Redefining Plagiarism

by Henry on May 21, 2009

Groklaw points out some interesting characteristics of the Terms of Service for Wolfram Alpha:

As Wolfram|Alpha is an authoritative source of information, maintaining the integrity of its data and the computations we do with that data is vital to the success of our project. … f you make results from Wolfram|Alpha available to anyone else, or incorporate those results into your own documents or presentations, you must include attribution indicating that the results and/or the presentation of the results came from Wolfram|Alpha. Some Wolfram|Alpha results include copyright statements or attributions linking the results to us or to third-party data providers, and you may not remove or obscure those attributions or copyright statements. Whenever possible, such attribution should take the form of a link to Wolfram|Alpha, either to the front page of the website or, better yet, to the specific query that generated the results you used. … Failure to properly attribute results from Wolfram|Alpha is not only a violation of these terms, but may also constitute academic plagiarism or a violation of copyright law. Attribution is something we expect you to give us in exchange for us having provided you with a high-quality free service. The specific images, such as plots, typeset formulas, and tables, as well as the general page layouts, are all copyrighted by Wolfram|Alpha at the time Wolfram|Alpha generates them.

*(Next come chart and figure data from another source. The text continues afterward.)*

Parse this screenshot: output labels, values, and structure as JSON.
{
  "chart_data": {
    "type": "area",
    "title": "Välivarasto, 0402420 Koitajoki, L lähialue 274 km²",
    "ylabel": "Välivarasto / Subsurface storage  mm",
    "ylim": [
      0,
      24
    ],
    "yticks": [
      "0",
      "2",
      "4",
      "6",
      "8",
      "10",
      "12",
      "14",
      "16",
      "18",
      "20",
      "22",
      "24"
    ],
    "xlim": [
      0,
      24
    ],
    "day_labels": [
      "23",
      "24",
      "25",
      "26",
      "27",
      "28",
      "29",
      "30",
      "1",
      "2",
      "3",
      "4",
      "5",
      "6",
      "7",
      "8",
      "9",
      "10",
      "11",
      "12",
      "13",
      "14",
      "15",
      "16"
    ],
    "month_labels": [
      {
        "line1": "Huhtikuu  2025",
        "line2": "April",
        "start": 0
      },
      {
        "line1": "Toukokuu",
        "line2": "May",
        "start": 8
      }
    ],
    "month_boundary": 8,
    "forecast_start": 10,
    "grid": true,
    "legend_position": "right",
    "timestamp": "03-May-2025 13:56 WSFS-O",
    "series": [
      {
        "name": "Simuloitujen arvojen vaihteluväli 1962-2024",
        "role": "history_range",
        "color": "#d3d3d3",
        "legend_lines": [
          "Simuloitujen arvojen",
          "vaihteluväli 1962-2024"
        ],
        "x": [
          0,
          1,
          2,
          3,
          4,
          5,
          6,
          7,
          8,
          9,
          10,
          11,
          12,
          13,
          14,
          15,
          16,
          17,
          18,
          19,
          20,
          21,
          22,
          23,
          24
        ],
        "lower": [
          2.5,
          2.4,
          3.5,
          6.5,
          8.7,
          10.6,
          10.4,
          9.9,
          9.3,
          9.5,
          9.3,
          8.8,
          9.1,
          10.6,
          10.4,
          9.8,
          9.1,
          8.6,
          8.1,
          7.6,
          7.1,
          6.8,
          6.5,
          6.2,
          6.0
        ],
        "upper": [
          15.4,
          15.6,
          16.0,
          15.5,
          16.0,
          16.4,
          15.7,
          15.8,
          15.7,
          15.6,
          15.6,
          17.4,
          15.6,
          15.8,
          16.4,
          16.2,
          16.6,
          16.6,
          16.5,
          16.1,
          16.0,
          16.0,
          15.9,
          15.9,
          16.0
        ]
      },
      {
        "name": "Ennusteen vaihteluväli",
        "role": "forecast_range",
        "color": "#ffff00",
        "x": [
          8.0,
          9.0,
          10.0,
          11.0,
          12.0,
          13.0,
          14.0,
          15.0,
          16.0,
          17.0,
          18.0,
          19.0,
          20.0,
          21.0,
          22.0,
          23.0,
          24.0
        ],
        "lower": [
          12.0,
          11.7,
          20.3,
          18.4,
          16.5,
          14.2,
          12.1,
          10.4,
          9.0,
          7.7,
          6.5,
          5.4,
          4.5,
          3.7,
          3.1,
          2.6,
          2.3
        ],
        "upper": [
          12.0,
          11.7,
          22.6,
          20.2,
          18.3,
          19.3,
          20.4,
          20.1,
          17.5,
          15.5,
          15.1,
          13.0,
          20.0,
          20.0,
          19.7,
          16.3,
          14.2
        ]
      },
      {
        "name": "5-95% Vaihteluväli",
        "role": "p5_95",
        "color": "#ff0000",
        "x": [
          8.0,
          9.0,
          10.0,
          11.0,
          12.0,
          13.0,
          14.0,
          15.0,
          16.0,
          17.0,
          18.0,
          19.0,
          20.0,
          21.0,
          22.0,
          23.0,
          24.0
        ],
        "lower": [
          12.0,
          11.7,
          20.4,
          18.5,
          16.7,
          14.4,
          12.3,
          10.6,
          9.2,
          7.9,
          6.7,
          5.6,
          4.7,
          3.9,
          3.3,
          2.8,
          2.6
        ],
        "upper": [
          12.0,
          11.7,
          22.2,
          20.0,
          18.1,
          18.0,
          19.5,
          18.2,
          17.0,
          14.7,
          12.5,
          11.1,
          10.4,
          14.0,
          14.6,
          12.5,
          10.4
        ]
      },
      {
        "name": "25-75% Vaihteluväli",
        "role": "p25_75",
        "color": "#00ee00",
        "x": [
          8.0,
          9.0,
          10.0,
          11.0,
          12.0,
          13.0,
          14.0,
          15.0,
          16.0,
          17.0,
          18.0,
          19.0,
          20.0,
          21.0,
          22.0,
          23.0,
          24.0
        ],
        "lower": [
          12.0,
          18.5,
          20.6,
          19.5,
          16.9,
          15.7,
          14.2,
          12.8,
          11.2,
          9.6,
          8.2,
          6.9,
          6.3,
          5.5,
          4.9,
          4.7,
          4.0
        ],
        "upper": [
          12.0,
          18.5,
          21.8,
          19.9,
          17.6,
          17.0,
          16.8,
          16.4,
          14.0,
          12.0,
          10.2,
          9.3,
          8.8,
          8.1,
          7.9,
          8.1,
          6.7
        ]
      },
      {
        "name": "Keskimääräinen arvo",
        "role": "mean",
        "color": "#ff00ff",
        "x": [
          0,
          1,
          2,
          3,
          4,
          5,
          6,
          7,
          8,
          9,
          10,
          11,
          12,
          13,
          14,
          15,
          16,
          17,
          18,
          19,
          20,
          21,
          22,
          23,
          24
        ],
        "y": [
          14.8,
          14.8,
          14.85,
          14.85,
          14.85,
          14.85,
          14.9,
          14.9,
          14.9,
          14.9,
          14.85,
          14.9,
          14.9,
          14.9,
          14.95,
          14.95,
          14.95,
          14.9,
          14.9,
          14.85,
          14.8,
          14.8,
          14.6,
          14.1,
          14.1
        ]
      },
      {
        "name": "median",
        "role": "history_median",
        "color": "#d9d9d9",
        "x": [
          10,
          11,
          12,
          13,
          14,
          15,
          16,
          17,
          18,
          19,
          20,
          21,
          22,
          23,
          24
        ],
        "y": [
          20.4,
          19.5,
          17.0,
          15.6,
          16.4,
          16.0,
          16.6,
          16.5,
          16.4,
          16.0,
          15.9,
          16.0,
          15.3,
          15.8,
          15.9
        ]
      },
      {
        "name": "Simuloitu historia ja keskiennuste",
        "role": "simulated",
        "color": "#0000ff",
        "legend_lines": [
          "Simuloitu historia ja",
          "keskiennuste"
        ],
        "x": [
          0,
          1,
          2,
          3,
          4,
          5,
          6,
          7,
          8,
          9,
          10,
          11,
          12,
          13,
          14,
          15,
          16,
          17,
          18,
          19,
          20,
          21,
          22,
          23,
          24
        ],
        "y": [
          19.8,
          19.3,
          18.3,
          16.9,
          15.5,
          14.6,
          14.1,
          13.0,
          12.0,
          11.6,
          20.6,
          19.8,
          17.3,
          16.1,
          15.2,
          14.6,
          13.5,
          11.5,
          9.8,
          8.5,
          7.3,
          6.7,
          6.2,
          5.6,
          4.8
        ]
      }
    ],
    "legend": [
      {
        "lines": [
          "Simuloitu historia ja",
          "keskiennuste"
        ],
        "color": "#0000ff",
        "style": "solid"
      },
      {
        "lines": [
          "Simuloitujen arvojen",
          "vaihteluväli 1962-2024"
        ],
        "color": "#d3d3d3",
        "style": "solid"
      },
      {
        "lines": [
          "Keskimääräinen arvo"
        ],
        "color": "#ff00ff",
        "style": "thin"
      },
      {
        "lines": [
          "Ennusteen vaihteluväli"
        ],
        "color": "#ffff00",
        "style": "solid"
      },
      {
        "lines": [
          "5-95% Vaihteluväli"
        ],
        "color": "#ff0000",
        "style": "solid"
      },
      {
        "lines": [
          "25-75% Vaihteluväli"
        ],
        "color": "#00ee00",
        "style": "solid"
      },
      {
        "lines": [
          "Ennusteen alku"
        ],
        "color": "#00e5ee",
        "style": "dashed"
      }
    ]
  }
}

I wouldn’t read any of this as a considered statement of principle – more an attempt by Wolfram Research, as per usual, to state a maximally aggressive claim for their perceived intellectual property. While they are insisting on proper citation here, in the past they have actually threatened legal action against scholars for citing to the mere existence of a mathematical proof that they claimed was a trade secret. Even so, their policy raises some interesting issues about what plagiarism actually involves in an era where complex data query tools are widely available.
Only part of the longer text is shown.